While out of preference I’ll always pick the most strenuous activity I think I can achieve, and sometimes one that I’m not entirely sure I can achieve – see for example my upcoming challenge for April which is filling me with simultaneous excitement and terror (but more on that in another post) – that doesn’t mean there aren’t great days to be had on lesser adventures. Anglesey gave us sun, sea, sand, deserted beaches, lighthouses, rocky liffs, a monastery, old pilots’ cottages, and the inevitable lashings of wind and rain that you’d expect in North Wales, just to stop it feeling too much like a sterile picture postcard. My only criticism was that I’d have liked to walk further each day, but the flipside was that I left home in Sheffield at 7am on the Saturday morning and got home by 7pm on the Sunday evening, despite 5-hour train journeys each way, and still managed two great, and very different, walks.
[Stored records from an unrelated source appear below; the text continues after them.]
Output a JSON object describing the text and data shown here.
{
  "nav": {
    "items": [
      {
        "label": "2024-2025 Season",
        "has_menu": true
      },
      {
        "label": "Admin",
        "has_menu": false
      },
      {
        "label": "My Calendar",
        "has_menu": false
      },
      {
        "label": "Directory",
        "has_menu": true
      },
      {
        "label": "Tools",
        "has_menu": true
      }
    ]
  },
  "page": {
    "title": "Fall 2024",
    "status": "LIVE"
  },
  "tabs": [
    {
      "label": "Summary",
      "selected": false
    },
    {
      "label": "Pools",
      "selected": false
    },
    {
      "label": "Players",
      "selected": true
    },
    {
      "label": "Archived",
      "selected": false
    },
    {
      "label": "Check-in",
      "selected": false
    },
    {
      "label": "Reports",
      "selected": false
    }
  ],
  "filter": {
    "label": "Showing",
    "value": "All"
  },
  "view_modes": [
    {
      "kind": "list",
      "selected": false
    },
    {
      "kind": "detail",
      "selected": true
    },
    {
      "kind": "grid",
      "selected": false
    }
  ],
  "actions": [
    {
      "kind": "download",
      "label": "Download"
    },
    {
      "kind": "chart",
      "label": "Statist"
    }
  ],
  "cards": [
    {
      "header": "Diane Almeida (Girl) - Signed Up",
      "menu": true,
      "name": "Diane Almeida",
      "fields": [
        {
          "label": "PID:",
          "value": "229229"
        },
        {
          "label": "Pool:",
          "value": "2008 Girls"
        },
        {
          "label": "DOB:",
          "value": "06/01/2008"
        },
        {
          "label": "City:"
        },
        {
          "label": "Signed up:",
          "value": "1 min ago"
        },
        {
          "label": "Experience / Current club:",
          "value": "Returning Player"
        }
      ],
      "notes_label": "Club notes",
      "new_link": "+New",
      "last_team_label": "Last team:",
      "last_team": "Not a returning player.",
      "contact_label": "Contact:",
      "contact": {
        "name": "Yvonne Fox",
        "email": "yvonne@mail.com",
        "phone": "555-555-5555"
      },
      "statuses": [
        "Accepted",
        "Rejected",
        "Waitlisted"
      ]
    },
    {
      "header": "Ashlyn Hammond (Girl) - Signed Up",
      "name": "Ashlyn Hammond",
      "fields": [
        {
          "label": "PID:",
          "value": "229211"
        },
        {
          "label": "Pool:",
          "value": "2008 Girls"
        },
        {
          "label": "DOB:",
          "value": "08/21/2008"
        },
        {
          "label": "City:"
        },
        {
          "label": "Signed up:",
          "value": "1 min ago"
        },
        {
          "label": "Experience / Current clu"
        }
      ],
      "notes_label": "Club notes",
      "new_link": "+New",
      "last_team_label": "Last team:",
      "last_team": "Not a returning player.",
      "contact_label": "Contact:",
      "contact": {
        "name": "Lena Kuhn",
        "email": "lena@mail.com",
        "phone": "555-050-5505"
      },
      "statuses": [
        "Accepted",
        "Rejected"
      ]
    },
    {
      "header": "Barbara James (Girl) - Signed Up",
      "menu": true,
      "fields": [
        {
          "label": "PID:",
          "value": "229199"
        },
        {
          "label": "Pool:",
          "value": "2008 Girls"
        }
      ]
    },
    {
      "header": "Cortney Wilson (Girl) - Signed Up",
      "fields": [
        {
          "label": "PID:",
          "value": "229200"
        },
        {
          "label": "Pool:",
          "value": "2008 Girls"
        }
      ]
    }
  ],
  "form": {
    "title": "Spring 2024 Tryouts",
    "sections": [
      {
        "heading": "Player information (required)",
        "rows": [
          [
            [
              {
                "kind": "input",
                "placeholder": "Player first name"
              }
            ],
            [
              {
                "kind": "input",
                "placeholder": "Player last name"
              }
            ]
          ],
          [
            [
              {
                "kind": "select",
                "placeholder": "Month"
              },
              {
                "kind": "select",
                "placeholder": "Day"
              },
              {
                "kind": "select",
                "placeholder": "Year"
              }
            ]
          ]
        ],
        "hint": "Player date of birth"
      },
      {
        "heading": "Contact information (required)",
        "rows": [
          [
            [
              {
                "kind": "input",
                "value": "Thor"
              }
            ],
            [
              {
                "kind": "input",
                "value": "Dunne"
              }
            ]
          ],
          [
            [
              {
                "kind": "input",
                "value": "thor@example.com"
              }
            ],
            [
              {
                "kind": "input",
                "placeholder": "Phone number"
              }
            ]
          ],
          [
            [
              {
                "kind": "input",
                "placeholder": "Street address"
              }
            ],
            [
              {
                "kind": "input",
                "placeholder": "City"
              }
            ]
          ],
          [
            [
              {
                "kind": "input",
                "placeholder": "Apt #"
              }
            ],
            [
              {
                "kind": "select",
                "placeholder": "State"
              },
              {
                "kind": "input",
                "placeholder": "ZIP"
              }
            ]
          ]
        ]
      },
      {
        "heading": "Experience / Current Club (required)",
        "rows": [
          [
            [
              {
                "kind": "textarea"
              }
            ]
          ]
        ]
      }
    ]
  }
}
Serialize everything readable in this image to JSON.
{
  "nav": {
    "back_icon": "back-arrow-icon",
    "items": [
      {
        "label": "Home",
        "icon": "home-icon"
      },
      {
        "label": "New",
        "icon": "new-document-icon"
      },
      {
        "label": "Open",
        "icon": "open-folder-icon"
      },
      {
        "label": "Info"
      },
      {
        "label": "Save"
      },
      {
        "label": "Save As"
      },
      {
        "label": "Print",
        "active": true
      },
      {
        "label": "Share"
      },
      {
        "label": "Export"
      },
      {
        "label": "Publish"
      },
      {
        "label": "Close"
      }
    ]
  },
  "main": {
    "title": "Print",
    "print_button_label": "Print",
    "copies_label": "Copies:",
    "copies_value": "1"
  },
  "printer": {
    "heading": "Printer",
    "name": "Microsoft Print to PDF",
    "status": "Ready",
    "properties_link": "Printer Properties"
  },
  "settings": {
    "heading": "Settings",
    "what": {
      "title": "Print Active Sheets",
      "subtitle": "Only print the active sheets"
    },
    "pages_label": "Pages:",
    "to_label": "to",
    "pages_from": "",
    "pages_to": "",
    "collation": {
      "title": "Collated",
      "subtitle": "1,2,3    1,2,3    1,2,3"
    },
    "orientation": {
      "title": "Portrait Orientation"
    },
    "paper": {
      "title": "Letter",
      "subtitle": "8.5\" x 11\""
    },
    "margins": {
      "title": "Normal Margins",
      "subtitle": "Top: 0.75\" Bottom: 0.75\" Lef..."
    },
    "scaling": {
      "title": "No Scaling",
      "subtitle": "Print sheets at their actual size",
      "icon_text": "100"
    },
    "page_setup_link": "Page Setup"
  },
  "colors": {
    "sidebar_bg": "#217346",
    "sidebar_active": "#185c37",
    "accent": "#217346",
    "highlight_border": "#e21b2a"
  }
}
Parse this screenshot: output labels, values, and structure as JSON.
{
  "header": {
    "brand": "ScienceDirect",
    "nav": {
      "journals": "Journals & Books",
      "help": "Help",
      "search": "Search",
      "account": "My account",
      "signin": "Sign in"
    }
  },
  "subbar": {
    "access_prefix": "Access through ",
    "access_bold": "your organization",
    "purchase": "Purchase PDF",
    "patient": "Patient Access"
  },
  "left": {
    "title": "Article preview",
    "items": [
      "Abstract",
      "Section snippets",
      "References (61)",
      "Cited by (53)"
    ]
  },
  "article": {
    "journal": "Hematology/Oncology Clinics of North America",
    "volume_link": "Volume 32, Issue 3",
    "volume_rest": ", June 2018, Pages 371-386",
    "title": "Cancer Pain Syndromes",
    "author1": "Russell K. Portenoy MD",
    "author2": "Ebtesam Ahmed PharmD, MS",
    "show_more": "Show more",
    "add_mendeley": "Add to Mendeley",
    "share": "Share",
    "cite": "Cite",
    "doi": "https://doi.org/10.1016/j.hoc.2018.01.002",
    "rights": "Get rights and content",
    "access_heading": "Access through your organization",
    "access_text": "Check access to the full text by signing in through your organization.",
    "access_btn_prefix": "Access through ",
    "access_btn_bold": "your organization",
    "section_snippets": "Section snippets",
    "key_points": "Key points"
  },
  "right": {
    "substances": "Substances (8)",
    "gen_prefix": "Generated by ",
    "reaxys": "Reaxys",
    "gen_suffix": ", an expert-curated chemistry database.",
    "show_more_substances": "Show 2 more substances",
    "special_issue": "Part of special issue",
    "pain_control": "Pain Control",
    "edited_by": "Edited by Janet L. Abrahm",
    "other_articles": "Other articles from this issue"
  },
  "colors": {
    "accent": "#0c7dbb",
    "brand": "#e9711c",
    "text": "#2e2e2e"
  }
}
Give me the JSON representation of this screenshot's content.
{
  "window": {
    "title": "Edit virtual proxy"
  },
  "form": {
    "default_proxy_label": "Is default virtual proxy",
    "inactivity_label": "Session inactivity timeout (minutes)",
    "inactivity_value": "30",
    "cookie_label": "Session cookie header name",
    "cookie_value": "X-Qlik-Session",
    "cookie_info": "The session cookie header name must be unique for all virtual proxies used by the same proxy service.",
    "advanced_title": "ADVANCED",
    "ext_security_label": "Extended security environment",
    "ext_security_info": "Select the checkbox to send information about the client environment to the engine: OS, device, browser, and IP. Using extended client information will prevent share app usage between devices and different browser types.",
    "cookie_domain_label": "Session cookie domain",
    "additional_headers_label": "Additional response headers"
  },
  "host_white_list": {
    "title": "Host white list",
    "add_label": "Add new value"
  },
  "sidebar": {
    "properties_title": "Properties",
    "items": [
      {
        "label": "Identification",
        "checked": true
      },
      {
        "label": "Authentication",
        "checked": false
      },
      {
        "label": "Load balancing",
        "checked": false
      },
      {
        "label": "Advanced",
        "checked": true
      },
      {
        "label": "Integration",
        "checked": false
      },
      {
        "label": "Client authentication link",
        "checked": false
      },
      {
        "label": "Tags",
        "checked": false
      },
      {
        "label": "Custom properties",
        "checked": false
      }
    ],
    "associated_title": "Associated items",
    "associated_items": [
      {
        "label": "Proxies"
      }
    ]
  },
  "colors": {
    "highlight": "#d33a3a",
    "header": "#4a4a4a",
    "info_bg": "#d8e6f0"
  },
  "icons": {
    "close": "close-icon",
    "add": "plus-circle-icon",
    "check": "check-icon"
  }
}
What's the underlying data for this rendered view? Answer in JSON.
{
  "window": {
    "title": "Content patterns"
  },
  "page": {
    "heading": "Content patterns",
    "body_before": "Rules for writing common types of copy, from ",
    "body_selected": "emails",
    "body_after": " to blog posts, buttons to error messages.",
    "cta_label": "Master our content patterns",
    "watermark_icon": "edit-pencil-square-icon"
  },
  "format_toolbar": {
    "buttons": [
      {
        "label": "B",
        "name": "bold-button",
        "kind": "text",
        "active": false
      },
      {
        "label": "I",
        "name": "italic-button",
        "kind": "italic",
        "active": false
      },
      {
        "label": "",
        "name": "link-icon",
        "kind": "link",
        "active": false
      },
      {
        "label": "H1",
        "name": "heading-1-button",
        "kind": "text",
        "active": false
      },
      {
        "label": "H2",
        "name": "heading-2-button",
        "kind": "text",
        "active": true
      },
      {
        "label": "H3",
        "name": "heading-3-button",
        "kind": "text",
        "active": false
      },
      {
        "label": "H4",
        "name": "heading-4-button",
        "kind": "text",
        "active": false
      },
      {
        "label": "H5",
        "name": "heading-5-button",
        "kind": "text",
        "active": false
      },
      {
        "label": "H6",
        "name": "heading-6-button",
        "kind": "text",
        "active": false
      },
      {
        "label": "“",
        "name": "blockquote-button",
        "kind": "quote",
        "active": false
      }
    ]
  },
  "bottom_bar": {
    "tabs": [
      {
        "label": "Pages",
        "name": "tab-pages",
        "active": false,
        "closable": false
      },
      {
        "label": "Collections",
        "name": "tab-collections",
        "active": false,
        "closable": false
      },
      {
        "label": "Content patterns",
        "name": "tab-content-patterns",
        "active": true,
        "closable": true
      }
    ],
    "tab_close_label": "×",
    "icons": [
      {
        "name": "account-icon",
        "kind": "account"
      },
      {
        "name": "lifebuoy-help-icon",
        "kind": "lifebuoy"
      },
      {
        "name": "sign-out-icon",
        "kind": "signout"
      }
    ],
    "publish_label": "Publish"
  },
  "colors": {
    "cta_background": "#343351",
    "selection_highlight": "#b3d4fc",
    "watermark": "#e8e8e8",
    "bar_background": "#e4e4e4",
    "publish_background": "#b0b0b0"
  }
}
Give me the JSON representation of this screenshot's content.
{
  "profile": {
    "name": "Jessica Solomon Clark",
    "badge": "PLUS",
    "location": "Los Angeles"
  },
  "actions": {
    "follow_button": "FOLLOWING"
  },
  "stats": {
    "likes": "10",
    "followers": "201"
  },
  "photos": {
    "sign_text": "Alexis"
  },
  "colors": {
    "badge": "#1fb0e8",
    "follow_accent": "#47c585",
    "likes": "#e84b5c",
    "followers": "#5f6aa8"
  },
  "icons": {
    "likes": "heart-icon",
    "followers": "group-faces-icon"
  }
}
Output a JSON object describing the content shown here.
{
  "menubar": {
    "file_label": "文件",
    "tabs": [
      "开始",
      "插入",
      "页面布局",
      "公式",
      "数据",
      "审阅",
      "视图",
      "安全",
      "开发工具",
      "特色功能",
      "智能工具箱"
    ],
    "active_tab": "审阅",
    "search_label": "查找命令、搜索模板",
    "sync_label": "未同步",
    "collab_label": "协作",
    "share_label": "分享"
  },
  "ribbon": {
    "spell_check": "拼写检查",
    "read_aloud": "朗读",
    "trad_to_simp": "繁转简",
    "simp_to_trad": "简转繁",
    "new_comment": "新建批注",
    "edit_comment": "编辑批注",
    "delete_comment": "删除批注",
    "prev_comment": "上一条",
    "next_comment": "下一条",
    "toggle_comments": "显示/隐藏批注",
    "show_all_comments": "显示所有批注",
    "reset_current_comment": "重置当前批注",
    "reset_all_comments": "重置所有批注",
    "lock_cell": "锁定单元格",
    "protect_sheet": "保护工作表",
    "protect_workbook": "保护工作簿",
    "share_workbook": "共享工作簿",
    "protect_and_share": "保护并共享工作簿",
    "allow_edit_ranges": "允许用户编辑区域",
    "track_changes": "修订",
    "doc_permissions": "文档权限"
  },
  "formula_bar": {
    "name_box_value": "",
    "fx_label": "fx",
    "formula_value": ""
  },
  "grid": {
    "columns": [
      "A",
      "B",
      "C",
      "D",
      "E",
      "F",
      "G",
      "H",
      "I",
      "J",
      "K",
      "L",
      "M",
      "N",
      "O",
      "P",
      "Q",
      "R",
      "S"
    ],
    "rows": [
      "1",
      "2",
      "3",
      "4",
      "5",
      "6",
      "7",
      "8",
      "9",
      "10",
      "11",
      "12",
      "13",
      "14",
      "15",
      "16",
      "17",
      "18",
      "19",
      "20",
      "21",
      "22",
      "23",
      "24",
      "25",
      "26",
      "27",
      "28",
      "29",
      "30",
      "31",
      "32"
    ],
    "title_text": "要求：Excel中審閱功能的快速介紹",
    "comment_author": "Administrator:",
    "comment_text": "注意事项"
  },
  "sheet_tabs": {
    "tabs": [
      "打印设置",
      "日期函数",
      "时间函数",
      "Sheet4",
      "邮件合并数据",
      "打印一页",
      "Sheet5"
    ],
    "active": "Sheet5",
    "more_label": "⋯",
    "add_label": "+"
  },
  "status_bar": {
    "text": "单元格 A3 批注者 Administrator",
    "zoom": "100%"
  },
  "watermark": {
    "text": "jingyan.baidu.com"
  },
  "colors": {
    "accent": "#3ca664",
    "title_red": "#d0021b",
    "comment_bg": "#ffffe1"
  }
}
I’d thought Anglesey was a bit of a long way to go for a weekend, but even with the fun of Network Rail in January when they’re digging up half the railway lines (4 trains and a detour via Derby wasn’t exactly my idea of the most direct journey back to Sheffield, but worth it to avoid the dreaded rail replacement bus), it proved eminently feasible and worthwhile. I may not have stretched my heart rate to its maximum, or helped much with my training for the 50-miler in April, but nevertheless it was a fun way to spend a weekend and blow the cobwebs out of my brain.


Wild, wet and wintry – no sterile picture postcard views on this walk!